I was checking up on Tom Whipple in his hometown paper The Falls Church News-Press, and ran across a perceptive column by Nicholas F Benton. In, Who Wants the Blue Collar Vote? he asks, “So why are these establishment Republicans so adamant to stop Trump?”
An explanation comes from considering not Trump, himself, but his impassioned electoral base. Here’s where the problem really exists for the ruling class. While there is a distinctly racist element to this constituency, it is also marked by other things, most importantly anger and frustration over the failure of their leaders to return them to any measure of the economic gains they’d achieved prior to the Great Recession.
There are deeply troubling statistics showing that the U.S. is at the flat bottom among developed nations in the percentage of the national wealth that’s in the hands of its middle class. The rich are getting richer, faster now than ever before. It’s definitely a state of affairs that no establishment Republican wants to see upended, but fears a national revolt could. …
In other words, Trump is sitting on top of an unprecedented social powder keg that could blow the fortunes of the ruling class to smithereens. …

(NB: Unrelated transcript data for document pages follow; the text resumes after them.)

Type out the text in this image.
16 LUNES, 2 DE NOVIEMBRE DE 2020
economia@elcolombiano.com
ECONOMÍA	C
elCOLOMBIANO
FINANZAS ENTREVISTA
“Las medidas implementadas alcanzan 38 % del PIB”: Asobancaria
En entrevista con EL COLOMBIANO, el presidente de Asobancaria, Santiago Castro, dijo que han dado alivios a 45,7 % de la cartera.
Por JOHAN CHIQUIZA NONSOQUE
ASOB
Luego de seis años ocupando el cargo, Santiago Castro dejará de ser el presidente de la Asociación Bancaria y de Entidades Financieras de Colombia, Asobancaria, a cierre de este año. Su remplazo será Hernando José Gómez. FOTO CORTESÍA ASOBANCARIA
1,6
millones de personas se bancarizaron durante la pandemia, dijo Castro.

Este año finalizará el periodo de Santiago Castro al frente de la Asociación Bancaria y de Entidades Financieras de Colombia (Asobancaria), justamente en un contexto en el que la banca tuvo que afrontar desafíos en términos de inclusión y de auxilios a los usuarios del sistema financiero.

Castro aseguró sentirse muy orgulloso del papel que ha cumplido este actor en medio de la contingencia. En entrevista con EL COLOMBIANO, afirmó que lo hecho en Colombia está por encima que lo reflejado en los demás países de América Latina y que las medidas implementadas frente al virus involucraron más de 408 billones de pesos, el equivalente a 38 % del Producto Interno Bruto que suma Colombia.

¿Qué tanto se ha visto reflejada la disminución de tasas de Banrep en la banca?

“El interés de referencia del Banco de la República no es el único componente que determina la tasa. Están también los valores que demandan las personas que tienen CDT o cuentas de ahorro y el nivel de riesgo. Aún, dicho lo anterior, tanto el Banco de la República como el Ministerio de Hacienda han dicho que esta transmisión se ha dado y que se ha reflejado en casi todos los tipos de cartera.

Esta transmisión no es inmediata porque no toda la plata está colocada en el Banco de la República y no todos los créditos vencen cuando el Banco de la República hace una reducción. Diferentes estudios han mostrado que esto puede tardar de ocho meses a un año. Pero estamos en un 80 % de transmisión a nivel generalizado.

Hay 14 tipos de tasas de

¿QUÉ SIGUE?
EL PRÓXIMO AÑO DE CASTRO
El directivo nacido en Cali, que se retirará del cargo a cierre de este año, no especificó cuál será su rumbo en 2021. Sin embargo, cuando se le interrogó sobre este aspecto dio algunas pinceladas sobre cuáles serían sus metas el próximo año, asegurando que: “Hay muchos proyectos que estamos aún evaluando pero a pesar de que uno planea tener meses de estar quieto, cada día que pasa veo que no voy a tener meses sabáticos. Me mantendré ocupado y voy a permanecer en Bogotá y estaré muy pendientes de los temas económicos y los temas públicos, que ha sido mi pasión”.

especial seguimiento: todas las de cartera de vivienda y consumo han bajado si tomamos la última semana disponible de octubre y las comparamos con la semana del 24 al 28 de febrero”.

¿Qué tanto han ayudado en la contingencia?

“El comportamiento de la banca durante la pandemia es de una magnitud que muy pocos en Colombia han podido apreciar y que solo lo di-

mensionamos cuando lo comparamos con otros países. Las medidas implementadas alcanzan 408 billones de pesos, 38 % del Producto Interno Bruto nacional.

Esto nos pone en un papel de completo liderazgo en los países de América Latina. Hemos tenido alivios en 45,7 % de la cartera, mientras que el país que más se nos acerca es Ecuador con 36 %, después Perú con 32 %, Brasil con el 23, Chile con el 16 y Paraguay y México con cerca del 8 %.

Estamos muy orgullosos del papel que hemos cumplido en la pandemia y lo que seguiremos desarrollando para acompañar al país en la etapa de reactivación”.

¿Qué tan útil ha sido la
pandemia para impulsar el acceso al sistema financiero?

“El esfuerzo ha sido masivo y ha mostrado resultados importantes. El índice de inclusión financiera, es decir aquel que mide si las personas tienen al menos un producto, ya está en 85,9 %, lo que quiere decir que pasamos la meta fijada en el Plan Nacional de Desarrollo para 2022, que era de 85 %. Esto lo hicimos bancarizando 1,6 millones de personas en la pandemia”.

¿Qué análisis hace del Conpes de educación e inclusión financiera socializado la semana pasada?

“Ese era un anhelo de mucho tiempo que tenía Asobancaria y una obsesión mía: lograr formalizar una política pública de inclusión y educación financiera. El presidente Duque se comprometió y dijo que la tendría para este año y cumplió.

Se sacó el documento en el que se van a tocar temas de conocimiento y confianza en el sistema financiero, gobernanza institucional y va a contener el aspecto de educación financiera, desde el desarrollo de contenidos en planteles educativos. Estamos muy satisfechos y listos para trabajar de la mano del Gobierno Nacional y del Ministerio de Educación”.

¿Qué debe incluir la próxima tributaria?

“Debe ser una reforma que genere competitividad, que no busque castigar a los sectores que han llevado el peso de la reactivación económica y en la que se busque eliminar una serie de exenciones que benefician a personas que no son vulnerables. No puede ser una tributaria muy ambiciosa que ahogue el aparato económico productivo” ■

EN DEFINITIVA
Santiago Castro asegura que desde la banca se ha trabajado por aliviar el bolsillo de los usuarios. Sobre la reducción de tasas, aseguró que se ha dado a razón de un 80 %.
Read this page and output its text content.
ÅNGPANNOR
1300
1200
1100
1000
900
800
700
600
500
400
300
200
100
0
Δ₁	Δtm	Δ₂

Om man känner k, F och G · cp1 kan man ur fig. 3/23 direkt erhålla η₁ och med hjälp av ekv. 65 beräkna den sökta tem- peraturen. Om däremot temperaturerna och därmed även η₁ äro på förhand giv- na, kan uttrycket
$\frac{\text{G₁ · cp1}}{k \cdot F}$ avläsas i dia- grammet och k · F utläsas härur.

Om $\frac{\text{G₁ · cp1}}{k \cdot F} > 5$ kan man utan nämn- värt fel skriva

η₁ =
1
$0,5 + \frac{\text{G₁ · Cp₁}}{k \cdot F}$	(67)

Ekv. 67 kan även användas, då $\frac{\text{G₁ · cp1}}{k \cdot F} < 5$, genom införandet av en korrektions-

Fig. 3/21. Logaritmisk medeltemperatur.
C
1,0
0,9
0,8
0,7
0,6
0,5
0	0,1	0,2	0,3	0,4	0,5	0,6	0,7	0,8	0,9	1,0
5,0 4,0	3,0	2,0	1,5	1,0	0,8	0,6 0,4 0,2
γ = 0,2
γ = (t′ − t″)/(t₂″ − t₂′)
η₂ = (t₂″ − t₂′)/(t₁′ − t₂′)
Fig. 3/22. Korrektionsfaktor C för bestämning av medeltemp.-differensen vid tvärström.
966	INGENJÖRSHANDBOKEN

I have read elsewhere that rich people at the tax money trough, Elon Musk comes to mind, are worried about Trump not continuing the good thing they have going. But many establishment Democrats are quite comfortable, too, and don’t want to see Bernie Sanders rock their boat:
… Ironically enough, so is Bernie Sanders, the ostensible opposite of Trump but appealing to more rational, doable and equitable remedies for the middle class.
The Democrats, including Hillary Clinton, should be thanking their lucky stars for Sanders and his ability to turn the same middle class rage that is animating the Trump campaign into a better Democratic direction.
An argument made by Thomas Frank in his book, Listen, Liberal!, claims that the Democratic Party in recent decades abandoned its historic blue collar base in favor of a more upscale, whiter collar technocratic electorate, creating a vacuum that now accounts for much of the Trump phenomenon, and could undo the Democrats in November.
There are a lot of reasons for this, not the least of which has been, in my view, the ruling class’ social engineering since the early 1970s with a dystopian, cynical and self-centered “post-modern” mindset in the core fabric of our national culture. It has represented a form of class warfare in itself, arising from the proto-fascist theorems of the “New Age” philosophies directed against the “solidarity” of the labor movement and its traditional alliances with the FDR-brand of Democratic Party.
This new paradigm repudiates any notion of legitimate economic class distinctions, and Democrats since the 1980s have fallen for it. Among other things it has undermined an ability to address the economic roots of many of the nation’s and planet’s most challenging foreign policy problems.
That post-modern mindset is often referred to as neoliberalism.